# Ist das ein guter Gamer?



## Technik-Noob (19. Juli 2010)

http://hardwaremania...hp?mod_id=01911

ist der gut zum gamen, wenn man die besten sachen auswählt?


----------



## Soramac (19. Juli 2010)

Nein, sowohl von den alten Grafikkarten als auch von den Mainboards. Lass die Finger davon.

Bei den Netzteilen brauchen wir auch erst gar nicht anfangen...


----------



## Technik-Noob (19. Juli 2010)

Soramac schrieb:


> Nein, sowohl von den alten Grafikkarten als auch von den Mainboards. Lass die Finger davon.
> 
> Bei den Netzteilen brauchen wir auch erst gar nicht anfangen...




und was genau is daran schlecht? kannst du mir einen empfehlen mit dem man aktuelle titel spielen kann, der aber auch keine 1000 kostet?


----------



## Soramac (19. Juli 2010)

Wie du wahrscheinlich bemerkt hast. Haben wir  einen angepinnten Thread: Klick!

Um aktuelle Spiele und auch in zukunft kommende Spiele: Wie Diablo 3 sollte der 600Euro und der 750Euro PC vollkommen ausreichen.

Bei deinem PC oben, sind leider viel zu schlechte Netzteile eingebaut. Wenn man Glueck hat, halten die wie bei mir. Oder auch nicht. Was schon oefters vorkam.

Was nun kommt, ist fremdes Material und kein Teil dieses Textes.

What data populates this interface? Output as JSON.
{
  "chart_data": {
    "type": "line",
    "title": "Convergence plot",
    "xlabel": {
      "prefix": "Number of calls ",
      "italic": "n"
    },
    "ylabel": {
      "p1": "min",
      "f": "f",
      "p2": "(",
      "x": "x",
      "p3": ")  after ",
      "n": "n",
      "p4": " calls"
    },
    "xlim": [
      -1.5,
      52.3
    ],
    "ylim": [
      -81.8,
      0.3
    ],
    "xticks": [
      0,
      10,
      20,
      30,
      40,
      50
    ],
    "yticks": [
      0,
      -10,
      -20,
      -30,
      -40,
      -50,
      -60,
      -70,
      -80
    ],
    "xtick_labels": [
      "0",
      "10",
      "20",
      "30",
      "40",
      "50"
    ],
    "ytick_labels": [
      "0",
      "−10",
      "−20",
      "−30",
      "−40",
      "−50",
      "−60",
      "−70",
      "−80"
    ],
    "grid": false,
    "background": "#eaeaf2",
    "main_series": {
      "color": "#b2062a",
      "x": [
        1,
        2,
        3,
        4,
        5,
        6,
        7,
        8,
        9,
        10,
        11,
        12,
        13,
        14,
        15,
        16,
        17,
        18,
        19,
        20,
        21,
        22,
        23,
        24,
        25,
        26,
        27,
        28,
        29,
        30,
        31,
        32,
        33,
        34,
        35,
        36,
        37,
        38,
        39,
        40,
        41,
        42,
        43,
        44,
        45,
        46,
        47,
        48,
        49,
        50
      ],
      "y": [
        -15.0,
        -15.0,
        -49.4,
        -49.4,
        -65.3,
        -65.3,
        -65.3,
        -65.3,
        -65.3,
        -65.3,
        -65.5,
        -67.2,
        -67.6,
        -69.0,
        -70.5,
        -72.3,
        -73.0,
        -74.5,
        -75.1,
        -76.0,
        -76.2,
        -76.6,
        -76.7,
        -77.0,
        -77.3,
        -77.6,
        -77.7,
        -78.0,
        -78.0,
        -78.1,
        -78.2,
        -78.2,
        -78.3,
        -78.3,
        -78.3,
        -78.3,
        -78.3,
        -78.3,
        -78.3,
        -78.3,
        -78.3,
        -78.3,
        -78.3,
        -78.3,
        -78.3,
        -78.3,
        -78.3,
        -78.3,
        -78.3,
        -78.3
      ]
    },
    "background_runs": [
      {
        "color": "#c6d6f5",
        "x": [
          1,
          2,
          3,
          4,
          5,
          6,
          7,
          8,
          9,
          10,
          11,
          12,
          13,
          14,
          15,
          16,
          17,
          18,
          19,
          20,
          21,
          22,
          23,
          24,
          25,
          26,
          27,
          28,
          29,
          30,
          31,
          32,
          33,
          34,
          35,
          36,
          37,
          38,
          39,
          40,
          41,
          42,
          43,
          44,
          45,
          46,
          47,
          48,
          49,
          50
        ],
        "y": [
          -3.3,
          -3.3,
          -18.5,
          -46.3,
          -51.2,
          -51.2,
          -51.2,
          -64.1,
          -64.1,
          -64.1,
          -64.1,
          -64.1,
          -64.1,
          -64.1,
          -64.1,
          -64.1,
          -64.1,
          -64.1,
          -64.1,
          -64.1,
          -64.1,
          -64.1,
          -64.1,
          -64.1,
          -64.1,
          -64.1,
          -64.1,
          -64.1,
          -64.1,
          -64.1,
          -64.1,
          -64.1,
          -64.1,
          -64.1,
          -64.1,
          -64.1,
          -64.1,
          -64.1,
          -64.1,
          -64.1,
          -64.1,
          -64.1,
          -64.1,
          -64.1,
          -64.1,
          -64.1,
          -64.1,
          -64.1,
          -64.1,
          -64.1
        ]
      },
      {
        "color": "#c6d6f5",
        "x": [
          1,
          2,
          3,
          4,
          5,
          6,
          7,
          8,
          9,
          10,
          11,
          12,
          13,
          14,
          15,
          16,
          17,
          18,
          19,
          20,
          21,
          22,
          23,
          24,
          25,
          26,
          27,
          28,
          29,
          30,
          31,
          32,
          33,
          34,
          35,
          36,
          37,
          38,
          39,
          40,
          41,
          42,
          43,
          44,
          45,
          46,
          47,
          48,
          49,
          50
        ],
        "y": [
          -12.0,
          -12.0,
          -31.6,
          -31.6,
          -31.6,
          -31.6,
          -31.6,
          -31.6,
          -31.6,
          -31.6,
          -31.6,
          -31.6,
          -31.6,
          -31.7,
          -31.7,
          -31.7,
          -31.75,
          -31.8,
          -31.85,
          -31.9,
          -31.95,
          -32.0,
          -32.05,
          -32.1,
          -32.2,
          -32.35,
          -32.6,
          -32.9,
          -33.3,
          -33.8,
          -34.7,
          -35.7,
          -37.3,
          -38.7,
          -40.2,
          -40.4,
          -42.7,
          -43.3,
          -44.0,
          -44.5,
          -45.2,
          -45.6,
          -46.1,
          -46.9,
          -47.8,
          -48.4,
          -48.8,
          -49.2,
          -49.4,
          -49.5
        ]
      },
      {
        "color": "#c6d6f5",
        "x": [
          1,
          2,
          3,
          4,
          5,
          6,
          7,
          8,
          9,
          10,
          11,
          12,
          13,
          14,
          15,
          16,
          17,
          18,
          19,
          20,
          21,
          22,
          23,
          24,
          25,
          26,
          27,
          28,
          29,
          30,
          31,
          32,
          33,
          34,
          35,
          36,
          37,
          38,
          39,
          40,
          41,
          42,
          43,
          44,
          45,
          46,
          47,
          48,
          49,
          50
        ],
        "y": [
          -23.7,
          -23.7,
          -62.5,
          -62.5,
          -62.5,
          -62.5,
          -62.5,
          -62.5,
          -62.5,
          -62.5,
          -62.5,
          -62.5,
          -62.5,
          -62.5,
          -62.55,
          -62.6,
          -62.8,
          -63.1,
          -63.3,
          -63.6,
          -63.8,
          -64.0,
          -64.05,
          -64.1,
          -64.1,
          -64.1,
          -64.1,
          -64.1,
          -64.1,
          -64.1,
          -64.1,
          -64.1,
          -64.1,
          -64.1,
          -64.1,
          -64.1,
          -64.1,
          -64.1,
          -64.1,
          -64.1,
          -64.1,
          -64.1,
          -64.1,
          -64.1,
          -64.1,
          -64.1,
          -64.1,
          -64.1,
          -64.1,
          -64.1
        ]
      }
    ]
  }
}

Veraltete Grafikkarten. Kein DirectX11


----------



## Kyragan (19. Juli 2010)

Definitiv nein. 
DDR2-RAM only, sprich veraltete Plattform, zu große Aufpreise für veraltete Technik etc. Standardmäßige IDE-Platten statt SATA, AM2+ mitsamt DDR2-533/667/800-RAM statt AM3 mitsamt DDR3-RAM, leistungsschwache Grafikkarten und das für zu hohe Preise.


----------



## Technik-Noob (19. Juli 2010)

Soramac schrieb:


> Wie du wahrscheinlich bemerkt hast. Haben wir  einen angepinnten Thread: Klick!
> 
> Um aktuelle Spiele und auch in zukunft kommende Spiele: Wie Diablo 3 sollte der 600Euro und der 750Euro PC vollkommen ausreichen.
> 
> ...




ist die NVIDIA GeForce 9800 GT 1024MB Speicher alt?


----------



## Kyragan (19. Juli 2010)

Ungefähr 4 Jahre alt. 


			Dieser Inhalt steht nur eingeloggten Mitgliedern zur Verfügung.


----------



## Soramac (19. Juli 2010)

Genau so lange her, als ich die hatte ;p


----------



## Technik-Noob (19. Juli 2010)

ist der denn gut? http://hardwaremania24.de/mod_info.php?mod_id=02115


----------



## Soramac (19. Juli 2010)

Armer Prozessor mit so einem Netzteil 


			Dieser Inhalt steht nur eingeloggten Mitgliedern zur Verfügung.


----------



## eMJay (19. Juli 2010)

Nein


----------



## Technik-Noob (19. Juli 2010)

Soramac schrieb:


> Armer Prozessor mit so einem Netzteil
> 
> 
> Dieser Inhalt steht nur eingeloggten Mitgliedern zur Verfügung.




man kann doch ein besseres netzteil auswählen oder?


----------



## Technik-Noob (19. Juli 2010)

und außerdem, hattest du nich gesagt der für 600€ wär gut??


----------



## eMJay (19. Juli 2010)

Das ist alles total überteuert


----------



## Lilith Twilight (19. Juli 2010)

Technik-Noob schrieb:


> und außerdem, hattest du nich gesagt der für 600€ wär gut??



Der für 600€ aus dem Sticky schon...hast du den Link überhaupt angesehen?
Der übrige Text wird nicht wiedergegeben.